Больше я уже ничего не подчеркиваю.

Заключительное слово. Его делает Федоров. Одну за другой он разбирает работы… Дошел до нашей.

— Разрешите сделать маленькое отступление. Я только что спросил у Николая Ивановича, каким образом авторами этой работы была обнаружена ошибка в определителе головастиков? Оказывается, совершенно случайно — в процессе определения. Вы представляете себе, сколько людей до них пользовались этим определителем и ничего не заметили, прошли мимо такой, как теперь кажется, бросающейся в глаза ошибки. Что это значит?

Это значит, исследователь должен быть всегда, в любой мелочи внимателен и наблюдателен.

Теперь о самой работе. Она оставляет приятное впечатление. Хорошо сделаны рисунки. Интересно выбраны стадии. И доложена она была… вдумчиво. Надо сказать прямо: докладчик мне понравился.

Меня кто-то толкает в спину, кто-то в бок, наступают на ноги. Я никого и ничего не вижу. Смотрю под стол.

— Следующий доклад посвящен вопросу…

Все. Все… Не буду пока ни на кого смотреть. Так посижу. Чей доклад теперь разбирает Федоров? Кажется, Севиных девочек. Хвалит? Да. О чем-то я хотела подумать… Что-то было важное. Не помню. Надо слушать Федорова. Вспомнила. Казалось важное, а это вот что: завтра начну работу по ботанике. Тоже девять дней. Как странно бывает: я слушаю Федорова и ничего не слышу. А хорошо, что будет практика и по ботанике. Почему-то очень хочется сейчас еще что-нибудь здесь делать. Теперь уже есть опыт. Рисовать опять буду… И работать, работать. Это главное… Когда кончатся доклады, надо выпустить головастиков в пруд… и убрать лабораторию, там развал. Федоров говорит о Голицыне? Ничего не понимаю. При чем тут Сева? Ведь речь идет о докладе девочек. Ах, вот что, у Севы статья напечатана в каком-то сборнике. Ну и что же? То есть… я этого, конечно, не знала, но я не понимаю другого: при чем тут девочки? Нет, надо очнуться и слушать. Все. Слушаю.
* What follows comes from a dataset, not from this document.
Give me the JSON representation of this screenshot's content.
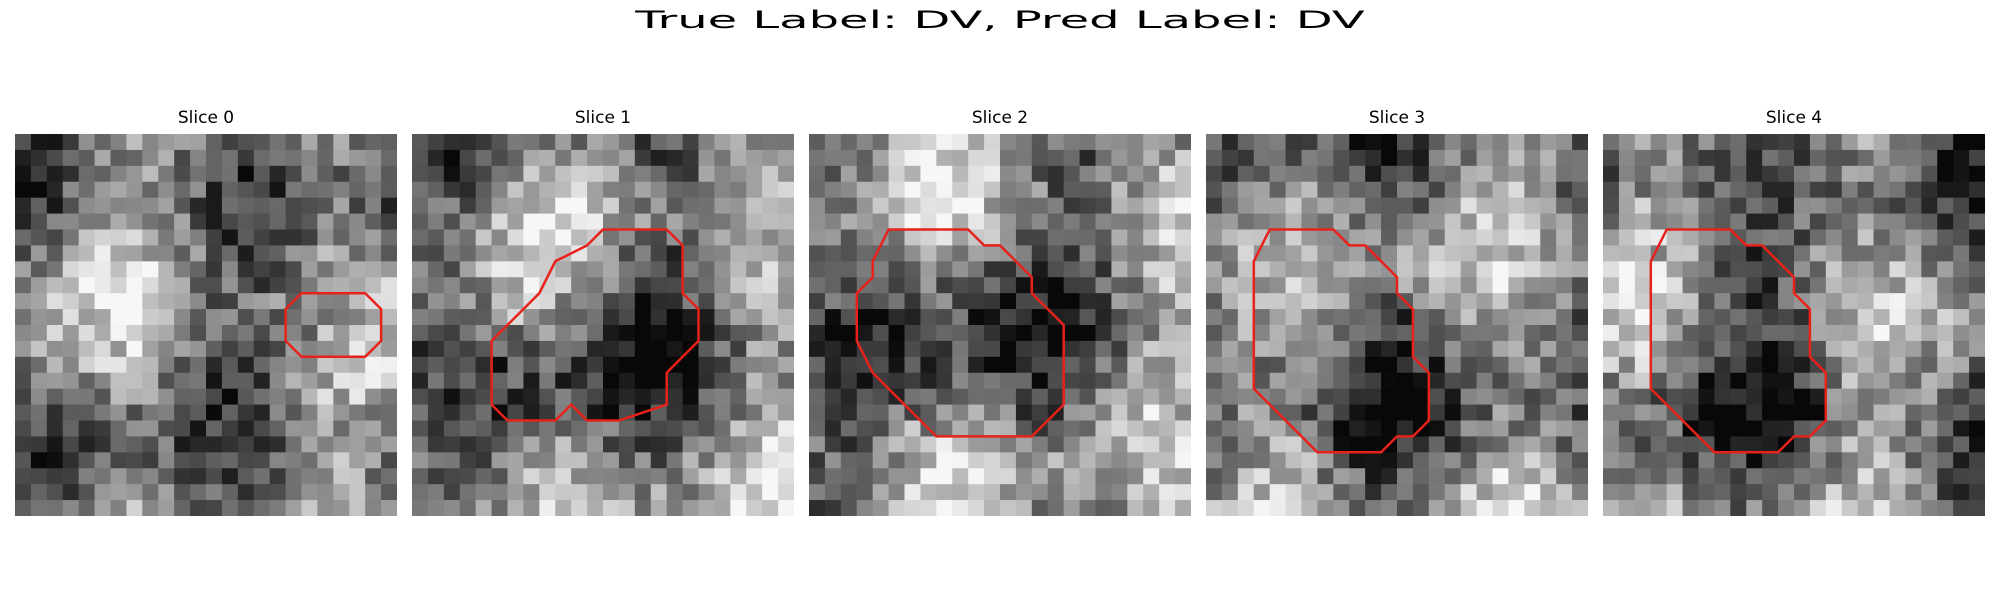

— Очевидно, студентки взяли такую тему, — говорит Федоров, — потому что их увлекли интересные проблемы, поставленные в статье Голицына. Вот жаль только, что не были учтены сроки выведения птенцов. Полагаю, в дальнейшем…

Я сижу на опушке леса. Читаю Севину статью, о которой говорил Федоров. Она напечатана в академическом журнале.

Действительно, после такой работы наша работа о головастиках должна была показаться Севе чепухой. Неужели он знает столько языков? Здесь библиография на пяти языках. Если бы у меня была такая статья, представляю, как бы я о ней всем растрещала. А он?.. А он скромно мыл посуду. Надо же суметь такого Севу заставить только мыть посуду. И он ничего.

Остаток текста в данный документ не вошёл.